To explore whether and how group cognitive-behavioural therapy (GCBT) plus medication differs from medication alone for the treatment of generalised anxiety disorder (GAD).
Hundred and seventy patients were randomly assigned to the GCBT plus duloxetine (n=89) or duloxetine group (n=81). The primary outcomes were Hamilton Anxiety Scale (HAMA) response and remission rates. The explorative secondary measures included score reductions from baseline in the HAMA total, psychic, and somatic anxiety subscales (HAMA-PA, HAMA-SA), the Hamilton Depression Scale, the Severity Subscale of Clinical Global Impression Scale, Global Assessment of Functioning, and the 12-item Short-Form Health Survey. Assessments were conducted at baseline, 4-week, 8-week, and 3-month follow-up.
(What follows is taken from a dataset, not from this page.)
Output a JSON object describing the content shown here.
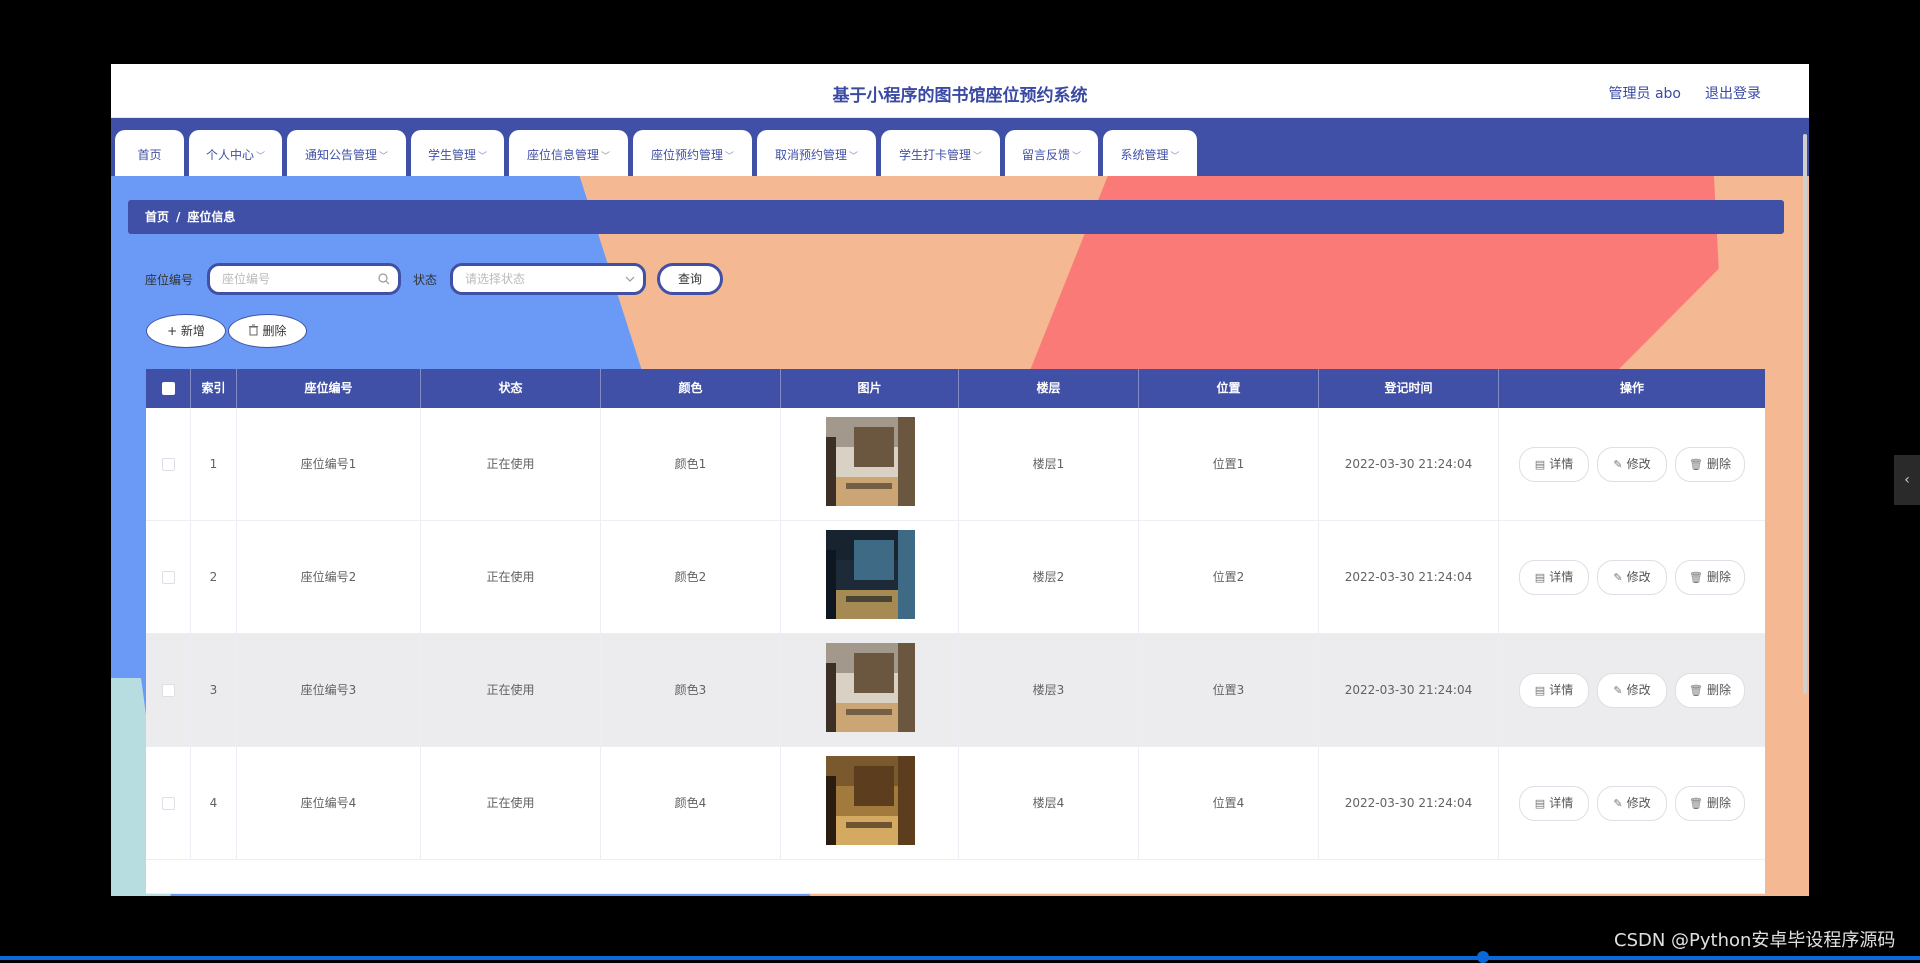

At 4 weeks, HAMA response (GCBT group 57.0% vs. control group 24.4%, p=0.000, Cohen’s d=0.90) and remission rates (GCBT group 21.5% vs. control group 6.2%, p=0.004; d=0.51), and most secondary outcomes (all p<0.05, d=0.36−0.77) showed that the combined therapy was superior. At 8 weeks, all the primary and secondary significant differences found at 4 weeks were maintained with smaller effect sizes (p<0.05, d=0.32−0.48). At 3-month follow-up, the combined therapy was only significantly superior in the HAMA total (p<0.045, d=0.43) and HAMA-PA score reductions (p<0.001, d=0.77). Logistic regression showed superiority of the combined therapy for HAMA response rates [odds ratio (OR)=2.12, 95% confidence interval (CI) 1.02−4.42, p=0.04] and remission rates (OR=2.80, 95% CI 1.27−6.16, p=0.01).
Compared with duloxetine alone, GCBT plus duloxetine showed significant treatment response for GAD over a shorter period of time, particularly for psychic anxiety symptoms, which may suggest that GCBT was effective in changing cognitive style.